It's a regular theme of mine that the idea that shareholders are 'owners' of companies in anything more than a very limited sense is looking wobbly. This week as part of a project at work I came across more evidence of this. It turns out some of the biggest fund managers don't even bother to vote in all markets. No, I'm not talking about simply not voting your two Moldovan equity holdings because you have to send in a hand-written parchment six months ahead of the AGM. I'm talking about not voting in markets like Japan, Europe and so on. I was genuinely shocked.
Now I know there is an argument to be made that voting doesn't often achieve that much, and the costs sometimes outweigh the benefits, for example if there is share-blocking. But if you are really serious about trying to improve governance, and actually want the 'shareholder as owner' model to work, surely you have to better than this? The other thing of note was just how few people are actually involved in looking at corporate governance in some of the big houses. The research I was looking at suggested that just a handful (one hand!) are looking after several thousand companies, and assets of several hundred billion pounds. I don't think that's going to work!
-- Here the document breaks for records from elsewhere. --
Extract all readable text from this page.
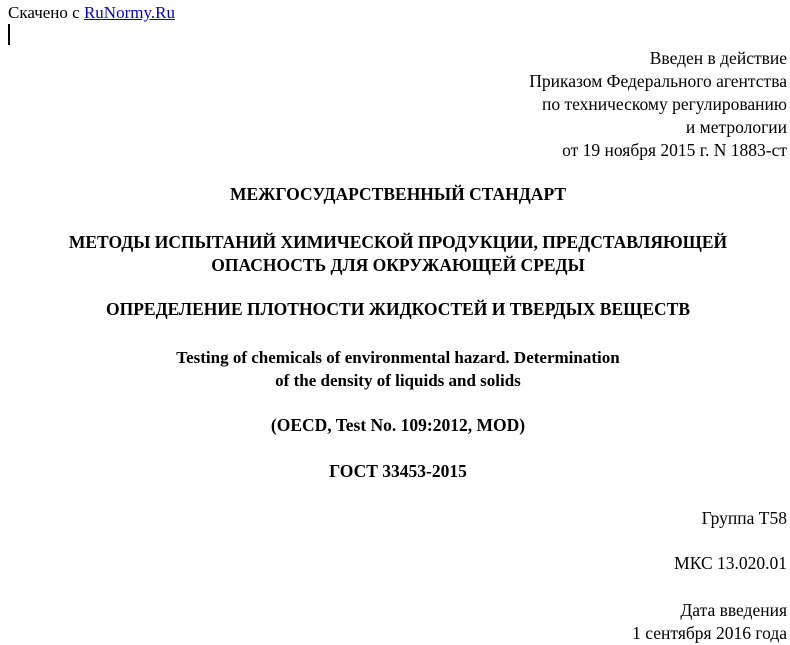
Скачено с RuNormy.Ru
Введен в действие
Приказом Федерального агентства
по техническому регулированию
и метрологии
от 19 ноября 2015 г. N 1883-ст
МЕЖГОСУДАРСТВЕННЫЙ СТАНДАРТ
МЕТОДЫ ИСПЫТАНИЙ ХИМИЧЕСКОЙ ПРОДУКЦИИ, ПРЕДСТАВЛЯЮЩЕЙ
ОПАСНОСТЬ ДЛЯ ОКРУЖАЮЩЕЙ СРЕДЫ
ОПРЕДЕЛЕНИЕ ПЛОТНОСТИ ЖИДКОСТЕЙ И ТВЕРДЫХ ВЕЩЕСТВ
Testing of chemicals of environmental hazard. Determination
of the density of liquids and solids
(OECD, Test No. 109:2012, MOD)
ГОСТ 33453-2015
Группа Т58
МКС 13.020.01
Дата введения
1 сентября 2016 года
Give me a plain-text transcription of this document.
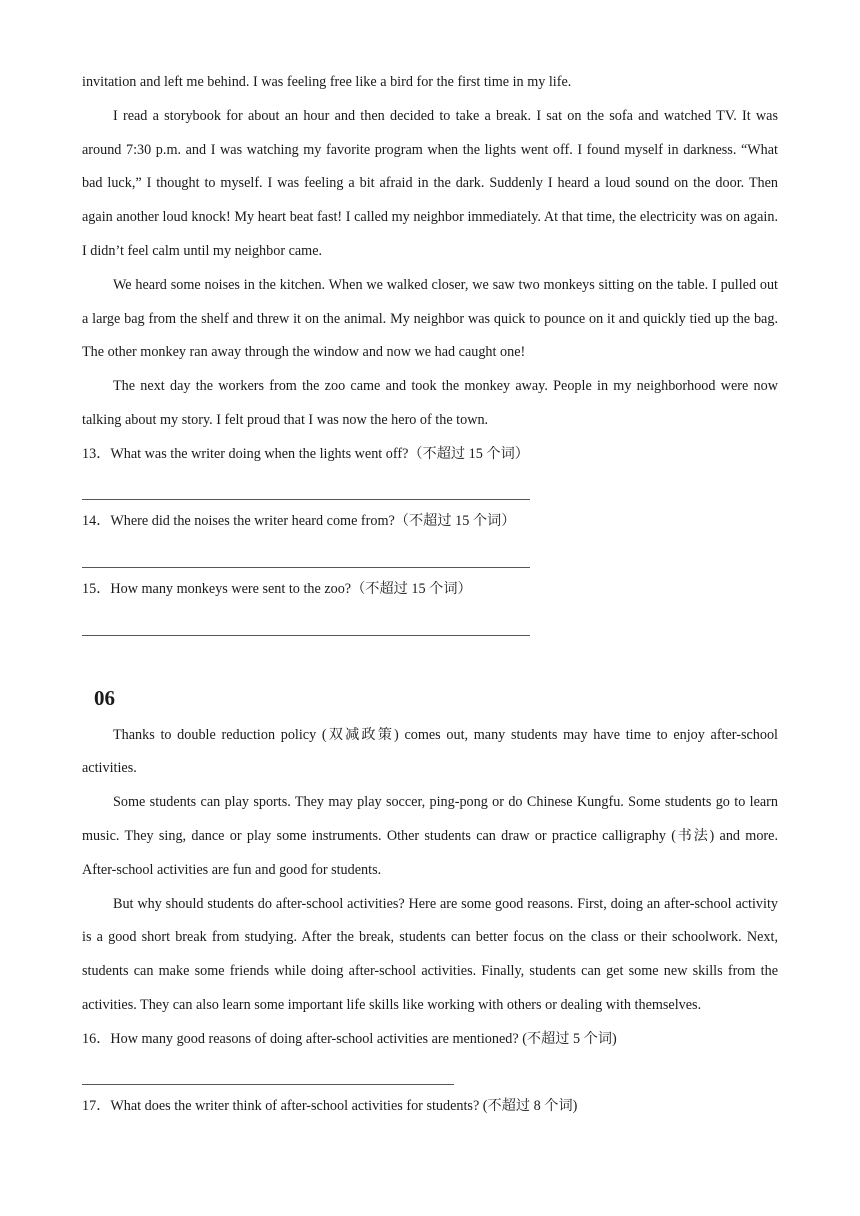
invitation and left me behind. I was feeling free like a bird for the first time in my life.

I read a storybook for about an hour and then decided to take a break. I sat on the sofa and watched TV. It was around 7:30 p.m. and I was watching my favorite program when the lights went off. I found myself in darkness. “What bad luck,” I thought to myself. I was feeling a bit afraid in the dark. Suddenly I heard a loud sound on the door. Then again another loud knock! My heart beat fast! I called my neighbor immediately. At that time, the electricity was on again. I didn’t feel calm until my neighbor came.

We heard some noises in the kitchen. When we walked closer, we saw two monkeys sitting on the table. I pulled out a large bag from the shelf and threw it on the animal. My neighbor was quick to pounce on it and quickly tied up the bag. The other monkey ran away through the window and now we had caught one!

The next day the workers from the zoo came and took the monkey away. People in my neighborhood were now talking about my story. I felt proud that I was now the hero of the town.

13．What was the writer doing when the lights went off?（不超过 15 个词）

14．Where did the noises the writer heard come from?（不超过 15 个词）

15．How many monkeys were sent to the zoo?（不超过 15 个词）

06

Thanks to double reduction policy (双减政策) comes out, many students may have time to enjoy after-school activities.

Some students can play sports. They may play soccer, ping-pong or do Chinese Kungfu. Some students go to learn music. They sing, dance or play some instruments. Other students can draw or practice calligraphy (书法) and more. After-school activities are fun and good for students.

But why should students do after-school activities? Here are some good reasons. First, doing an after-school activity is a good short break from studying. After the break, students can better focus on the class or their schoolwork. Next, students can make some friends while doing after-school activities. Finally, students can get some new skills from the activities. They can also learn some important life skills like working with others or dealing with themselves.

16．How many good reasons of doing after-school activities are mentioned? (不超过 5 个词)

17．What does the writer think of after-school activities for students? (不超过 8 个词)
The problem is exacerbated because the small number of fund managers that do actually resource voting and activism to a significant degree don't win many mandates from pension funds. Trustees instead almost always delegate responsibility for this stuff to whichever manager they appoint to run a particular chunk of assets, regardless of whether that manager has any strength in this field. Notionally pension funds call the shots, and as the ultimate 'owners' they could tell fund managers to step things up. But pretty much every fund manager I have spoken to over the past 5 or 6 years says they get very little interest from clients in how they vote etc. So, most managers don't do it well plus their clients don't provide any pressure or incentive to do so. Not looking good is it?
Add one final twist to the story. I don't think the shift from DB to DC provision has really been thought through in terms of its impact on shareholder-driven corporate governance. As explained, at the moment I think oversight by shareholders is weak, plus oversight OF shareholders - as in fund managers - is also weak (and this is without touching upon fund manager conflicts of interest etc). But in a DC world whatever ownership power there is resulting from owning shares (whether or not it is actually exercised in practice) will shift over to the fund managers, because by and large they don't even have trustees to deal with. So there will be even less pressure to engage over corporate governance.
The one plus point is the the Personal Accounts scheme, which will become the biggest in the UK, will have trustees. So it will have an opportunity to make a real impact. However it won't be up and running until 2012 - after the next election. Based on my experience of public policy in this field, where the Tories repeatedly sided with the fund management industry in an effort to stall reform (public voting disclosure for example) I think a change of government may therefore affect the Personal Accounts trustee board's ability to be a leader in this area.